Mozilla and Marriage

I was deeply disappointed with the response from Mozilla to pressure from the LGBT(ABCDEFG) activist community leading to the April, 2014 announcement of the Mozilla CEO resigning. The pressure was exerted by activists because the CEO, who had helped to lead Mozilla from its founding, had also contributed to the grassroots efforts in California to pass Proposition 8. This was an effort on the part of the people of California to enact a law defining the state’s involvement in marriage according to the so-called “traditional” concept of marriage. That is, the concept used for millennia throughout the world, that marriage is a permanent institution uniting a man and a woman, recognized by government because of its foundational role in the fabric of society and its well-documented and frequently-observed benefits in promoting a stable and morally-sound environment for raising children.

There have been other concepts of marriage through the ages, but none so well-rooted in the design of human gender, and so beneficial. The alternatives have produced greater strife and less stability, not to mention moral depravity.

So Proposition 8 was not a revolutionary proposition. It was reasonable and well-supported by the history of human civilization. Prior to 21st-Century America, nobody anywhere seriously conceived the institution of marriage including groupings of the same gender. It’s self-evidently contrary to nature, and nonsensical.

When the furor was fabricated against the Mozilla CEO, attempting to strong-arm the Mozilla organization into public support of the LGBT(ABCDEFG) agenda, it was my impression at the time that the organization caved, and I was deeply disappointed. I had been using Firefox as my browser of choice, and subsequently began to prefer alternatives.

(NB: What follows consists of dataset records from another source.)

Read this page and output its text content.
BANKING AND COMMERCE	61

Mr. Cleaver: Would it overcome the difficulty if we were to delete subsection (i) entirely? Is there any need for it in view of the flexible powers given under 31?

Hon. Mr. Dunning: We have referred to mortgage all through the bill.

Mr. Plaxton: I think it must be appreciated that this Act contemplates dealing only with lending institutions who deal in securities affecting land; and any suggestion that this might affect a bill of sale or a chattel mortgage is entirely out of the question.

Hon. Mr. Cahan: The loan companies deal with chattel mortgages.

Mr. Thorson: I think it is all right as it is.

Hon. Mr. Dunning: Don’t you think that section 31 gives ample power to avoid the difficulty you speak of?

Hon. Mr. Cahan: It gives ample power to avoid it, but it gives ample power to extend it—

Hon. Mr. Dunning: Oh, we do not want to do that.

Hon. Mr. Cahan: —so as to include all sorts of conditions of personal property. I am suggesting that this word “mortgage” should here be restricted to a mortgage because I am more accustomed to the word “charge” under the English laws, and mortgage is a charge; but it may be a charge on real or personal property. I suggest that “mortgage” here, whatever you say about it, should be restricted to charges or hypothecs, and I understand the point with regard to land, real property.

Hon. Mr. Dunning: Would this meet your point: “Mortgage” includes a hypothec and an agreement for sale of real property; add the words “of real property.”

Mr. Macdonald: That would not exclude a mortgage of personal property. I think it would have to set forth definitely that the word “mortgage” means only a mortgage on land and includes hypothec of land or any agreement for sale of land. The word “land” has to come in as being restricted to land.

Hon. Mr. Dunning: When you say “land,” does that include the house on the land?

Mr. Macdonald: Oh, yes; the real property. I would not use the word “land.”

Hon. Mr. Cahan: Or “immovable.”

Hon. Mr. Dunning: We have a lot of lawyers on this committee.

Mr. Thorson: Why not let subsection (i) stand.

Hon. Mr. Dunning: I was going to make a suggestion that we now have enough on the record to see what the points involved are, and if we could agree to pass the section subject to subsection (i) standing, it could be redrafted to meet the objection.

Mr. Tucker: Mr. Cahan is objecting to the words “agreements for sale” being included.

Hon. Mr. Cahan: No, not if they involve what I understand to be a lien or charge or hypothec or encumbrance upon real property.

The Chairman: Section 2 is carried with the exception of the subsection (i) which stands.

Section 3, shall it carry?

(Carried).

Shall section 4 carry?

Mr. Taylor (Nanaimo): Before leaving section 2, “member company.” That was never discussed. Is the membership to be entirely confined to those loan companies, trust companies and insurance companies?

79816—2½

It turns out that my impression was only partly right. Mozilla did issue a blog post in support of “LGBT Equality,” going as far as “including marriage equality for LGBT couples.” That is still deeply disappointing to me, because Mozilla’s existence and Manifesto are unrelated to the politics of immorality. This incursion is more than a distraction from the excellent purpose of Mozilla, it also turns Mozilla ever so slightly into an influence upon others in favor of that immorality, even if the organization never actively pursues it. Mozilla should retract that blog post and issue another saying that it takes no public position on such issues. Until that happens, I can’t wholeheartedly endorse Mozilla or its products to others, because it has taken a position on a moral issue that happens to be wrong. That’s not my personal judgment. It’s the clear judgment of the Bible, which I consider to be God’s Word.

Despite this corruption of Mozilla’s focus, it has not gone any further in support of such things, and has otherwise continued to advocate for the principles of its Manifesto. It has clarified the circumstances of the resignation of its CEO, making clear the fact that this was another coordinated ambush by a tiny minority group, attempting to coerce a well-known entity into showing support for a revolutionary immoral stance. It may be that the CEO’s resignation helped to limit the corruption of Mozilla’s mission.

So I will again recommend Firefox and related technology to others, because the free Internet has few advocates, and Mozilla is one of the strongest. My recommendation has the caveat: ignore the public statement by Mozilla about “marriage equality.” It was a coerced statement, and we can hope that like a coerced marriage vow, it doesn’t mean much. As for me, I will begin using Firefox again even as I keep an eye on Mozilla and all of the companies and organizations which I support through my use of their products.